Uyum kavramı toplumsal ilişkileri tanımlamak üzere kullanıldığında, bir çatışmasızlık halini ifade ettiği için olumlu içeriğe sahip bir kavram olarak değerlendirilir.
Uyum kavramı toplumsal ilişkileri tanımlamak üzere kullanıldığında, bir çatışmasızlık halini ifade ettiği için olumlu içeriğe sahip bir kavram olarak değerlendirilir. Bu türden bir kavrayış çatışma kavramını doğal olarak olumsuz bir içeriğe büründürür. Bu tutum, uyum kavramının akla gelen ilk tanımına bağlı olarak ortaya çıkar. Bir melodinin farklı notaların uyum içinde olmasından ortaya çıktığı düşüncesi buanlayışa dair basit bir örnektir. Ancak bu anlayış iki farklı tekil şeyin birbirleriyle uyum içinde olmasıyla onların birbirlerine uygun hale getirilmesini birbirine karıştırıyor. Bu, en basit anlamıyla, harmony ve conformi ty kavramları arasındaki anlam farklılığının göz ardı edilmesi demektir. Bu iki kavram arasındaki farklar göz ardı edildiğinde otantik varoluşa içkin iradi tercihler tanınma ve onaylanma süreçlerinin dışına itilmiş olur. Bu nedenle, uyum kavramına mesafeli durmak gerekir. Çünkü; UYUM,
bedenin ve tinin olanca açıklığıyla deneyimlenebilmesini kesintiye uğratmanın,
açıklığın üzerini örtmenin, açıklığı gizlemenin,
bedeni ve tini baskı altına almanın, bedenin tine doğru yayılımını engellemenin,
bedeni ve tini kötürümleştirmenin, bedensel coşkuyu disipline etmenin,
tekil deneyimleri bütün içinde eritmenin,
tekil deneyimlere içkin farklılıkları sapma olarak tanımlamanın,
tekil deneyimlere içkin farklılıkları tarih dışı bir noktaya taşımanın,
tekil deneyimleri bir yere kök salmaya, bir yerde, o yerde, o yerle bir olmaya rıza göstermeye zorlamanın,
tekil deneyimlere içkin rızanın iradi olarak kullanılabilmesine kelepçe vurmanın,
tekil deneyimleri “dışarıdan” “içeriye” girmeye zorlamanın,
tekil deneyimlere içkin çoşkun varoluşu logos, ethos ve nomos aracılığıyla denetim altına almanın aracıdır.
Diyeceğim o ki, dışarıda kalma içeriye alınmaya karşı varoluşsal bir çabadır. İnsanın tekil tarihi her türlü fethe karşı dışarıda kalma çabasının tarihidir.
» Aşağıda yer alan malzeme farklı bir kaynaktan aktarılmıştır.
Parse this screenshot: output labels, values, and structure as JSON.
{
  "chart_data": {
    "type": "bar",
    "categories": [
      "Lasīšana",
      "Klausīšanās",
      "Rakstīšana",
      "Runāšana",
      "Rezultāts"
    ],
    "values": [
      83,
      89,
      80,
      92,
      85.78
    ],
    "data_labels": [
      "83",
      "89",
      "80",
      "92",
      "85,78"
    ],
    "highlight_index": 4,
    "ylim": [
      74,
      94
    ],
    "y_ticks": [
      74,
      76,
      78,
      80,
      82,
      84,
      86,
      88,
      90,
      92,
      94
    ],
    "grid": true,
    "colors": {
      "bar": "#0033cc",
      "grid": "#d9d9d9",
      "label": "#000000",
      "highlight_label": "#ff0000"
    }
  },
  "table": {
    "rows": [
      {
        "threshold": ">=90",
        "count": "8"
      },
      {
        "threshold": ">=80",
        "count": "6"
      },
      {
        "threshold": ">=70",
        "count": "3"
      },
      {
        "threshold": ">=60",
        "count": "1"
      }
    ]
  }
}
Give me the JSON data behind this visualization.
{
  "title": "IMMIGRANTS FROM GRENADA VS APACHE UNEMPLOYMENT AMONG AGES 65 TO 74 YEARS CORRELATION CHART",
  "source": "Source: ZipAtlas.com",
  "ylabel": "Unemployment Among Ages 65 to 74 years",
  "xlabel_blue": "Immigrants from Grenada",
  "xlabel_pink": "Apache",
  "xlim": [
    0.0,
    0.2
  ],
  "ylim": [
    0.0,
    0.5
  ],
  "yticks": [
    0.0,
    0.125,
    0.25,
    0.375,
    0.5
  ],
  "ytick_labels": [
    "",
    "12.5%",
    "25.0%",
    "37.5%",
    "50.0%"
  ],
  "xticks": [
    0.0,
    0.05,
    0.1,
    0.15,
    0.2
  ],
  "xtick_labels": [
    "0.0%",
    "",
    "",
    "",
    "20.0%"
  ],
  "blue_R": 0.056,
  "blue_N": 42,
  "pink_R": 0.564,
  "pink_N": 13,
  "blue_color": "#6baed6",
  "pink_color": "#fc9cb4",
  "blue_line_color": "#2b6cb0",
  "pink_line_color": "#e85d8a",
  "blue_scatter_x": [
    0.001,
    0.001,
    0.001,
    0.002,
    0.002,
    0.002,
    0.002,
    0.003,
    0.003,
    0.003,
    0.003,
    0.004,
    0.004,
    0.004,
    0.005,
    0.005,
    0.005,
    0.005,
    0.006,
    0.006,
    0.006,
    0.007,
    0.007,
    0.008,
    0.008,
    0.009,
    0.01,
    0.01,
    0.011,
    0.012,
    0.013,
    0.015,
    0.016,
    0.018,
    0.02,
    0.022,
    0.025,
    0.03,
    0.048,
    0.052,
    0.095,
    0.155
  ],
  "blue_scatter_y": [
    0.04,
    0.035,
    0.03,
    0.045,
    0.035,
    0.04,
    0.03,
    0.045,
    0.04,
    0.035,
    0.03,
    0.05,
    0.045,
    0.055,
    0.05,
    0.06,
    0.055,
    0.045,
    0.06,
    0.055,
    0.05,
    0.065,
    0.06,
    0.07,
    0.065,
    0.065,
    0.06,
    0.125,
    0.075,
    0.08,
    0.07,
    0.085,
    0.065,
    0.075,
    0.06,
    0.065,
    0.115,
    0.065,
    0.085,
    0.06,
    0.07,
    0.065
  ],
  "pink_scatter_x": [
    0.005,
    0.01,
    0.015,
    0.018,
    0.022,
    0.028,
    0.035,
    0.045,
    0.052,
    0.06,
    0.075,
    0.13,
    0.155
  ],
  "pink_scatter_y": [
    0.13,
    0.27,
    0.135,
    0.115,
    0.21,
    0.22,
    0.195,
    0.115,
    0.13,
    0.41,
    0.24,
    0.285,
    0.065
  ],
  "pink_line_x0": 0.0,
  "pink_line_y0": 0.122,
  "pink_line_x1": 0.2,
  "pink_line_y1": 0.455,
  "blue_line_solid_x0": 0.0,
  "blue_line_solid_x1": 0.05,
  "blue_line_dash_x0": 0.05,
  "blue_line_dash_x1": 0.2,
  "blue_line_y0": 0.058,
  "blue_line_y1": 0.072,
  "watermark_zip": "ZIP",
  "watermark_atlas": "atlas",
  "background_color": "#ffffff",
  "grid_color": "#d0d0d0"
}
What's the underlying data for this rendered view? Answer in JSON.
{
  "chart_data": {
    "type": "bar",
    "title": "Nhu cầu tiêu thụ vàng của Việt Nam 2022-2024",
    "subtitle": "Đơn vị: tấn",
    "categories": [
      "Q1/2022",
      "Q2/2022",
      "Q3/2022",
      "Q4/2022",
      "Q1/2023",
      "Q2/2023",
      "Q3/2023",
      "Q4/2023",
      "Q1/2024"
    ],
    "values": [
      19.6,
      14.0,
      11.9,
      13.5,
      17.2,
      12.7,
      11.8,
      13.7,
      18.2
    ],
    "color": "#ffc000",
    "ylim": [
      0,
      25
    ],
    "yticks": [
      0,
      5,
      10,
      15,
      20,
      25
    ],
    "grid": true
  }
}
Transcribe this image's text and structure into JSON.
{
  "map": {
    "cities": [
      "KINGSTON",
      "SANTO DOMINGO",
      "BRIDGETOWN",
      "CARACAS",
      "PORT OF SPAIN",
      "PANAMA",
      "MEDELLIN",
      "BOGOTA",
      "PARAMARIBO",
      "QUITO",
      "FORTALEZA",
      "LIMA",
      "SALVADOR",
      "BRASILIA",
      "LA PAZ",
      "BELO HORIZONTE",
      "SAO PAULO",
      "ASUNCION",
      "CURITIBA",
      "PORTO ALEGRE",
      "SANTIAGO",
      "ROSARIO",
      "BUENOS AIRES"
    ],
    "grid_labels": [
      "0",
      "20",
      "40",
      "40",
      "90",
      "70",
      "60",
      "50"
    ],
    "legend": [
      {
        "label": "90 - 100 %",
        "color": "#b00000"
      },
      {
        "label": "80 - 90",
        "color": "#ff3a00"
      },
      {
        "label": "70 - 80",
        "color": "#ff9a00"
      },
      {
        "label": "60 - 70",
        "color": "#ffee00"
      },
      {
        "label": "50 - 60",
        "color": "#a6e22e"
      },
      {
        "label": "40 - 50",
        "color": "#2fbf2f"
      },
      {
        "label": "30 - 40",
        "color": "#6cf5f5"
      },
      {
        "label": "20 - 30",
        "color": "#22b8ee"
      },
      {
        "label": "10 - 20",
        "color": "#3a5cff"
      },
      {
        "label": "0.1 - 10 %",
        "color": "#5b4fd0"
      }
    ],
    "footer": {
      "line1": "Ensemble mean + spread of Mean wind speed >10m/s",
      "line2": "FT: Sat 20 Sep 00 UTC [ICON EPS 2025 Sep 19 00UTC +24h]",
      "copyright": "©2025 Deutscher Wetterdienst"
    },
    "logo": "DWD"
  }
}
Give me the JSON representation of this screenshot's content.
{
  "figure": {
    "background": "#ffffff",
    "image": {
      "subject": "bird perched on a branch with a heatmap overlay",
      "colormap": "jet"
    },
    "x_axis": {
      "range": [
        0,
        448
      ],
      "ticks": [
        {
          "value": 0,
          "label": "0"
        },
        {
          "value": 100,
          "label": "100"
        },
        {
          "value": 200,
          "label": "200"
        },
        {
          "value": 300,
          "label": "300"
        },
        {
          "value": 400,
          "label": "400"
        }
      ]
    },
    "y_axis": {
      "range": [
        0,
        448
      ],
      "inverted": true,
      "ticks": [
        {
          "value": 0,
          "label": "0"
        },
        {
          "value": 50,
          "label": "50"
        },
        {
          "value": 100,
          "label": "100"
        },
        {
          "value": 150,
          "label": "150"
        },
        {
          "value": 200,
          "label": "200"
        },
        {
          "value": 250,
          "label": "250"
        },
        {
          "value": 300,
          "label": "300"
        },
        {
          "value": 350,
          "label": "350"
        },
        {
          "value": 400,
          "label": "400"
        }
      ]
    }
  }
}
Her tekil irade kendini içeriye uyum sağlayarak değil, içeriye rağmen dışta kalmaya çabalayarak görünür kılabilir. Yaşam pratiğimiz, aynı zamanda, otantik varoluşumuzu açığa çıkarır. Uyum farklı deneyim biçimlerinin tek bir rasyonaliteye indirgenmesi anlamına gelir. Daha fazlasına değil. Oysa varoluş olumsallıklar yumağıdır. Varoluşu uyum kavramına sığdırma çabası onu tekdüze bir hale getirmekten başka bir anlam taşımaz. Bu nedenle, ethos, logos ve nomos birbiriyle uyum içinde olanlara göre değil tam aksine uyumsuzları tanıyacak ve onaylayacak biçimde yeniden ele alınmalıdır.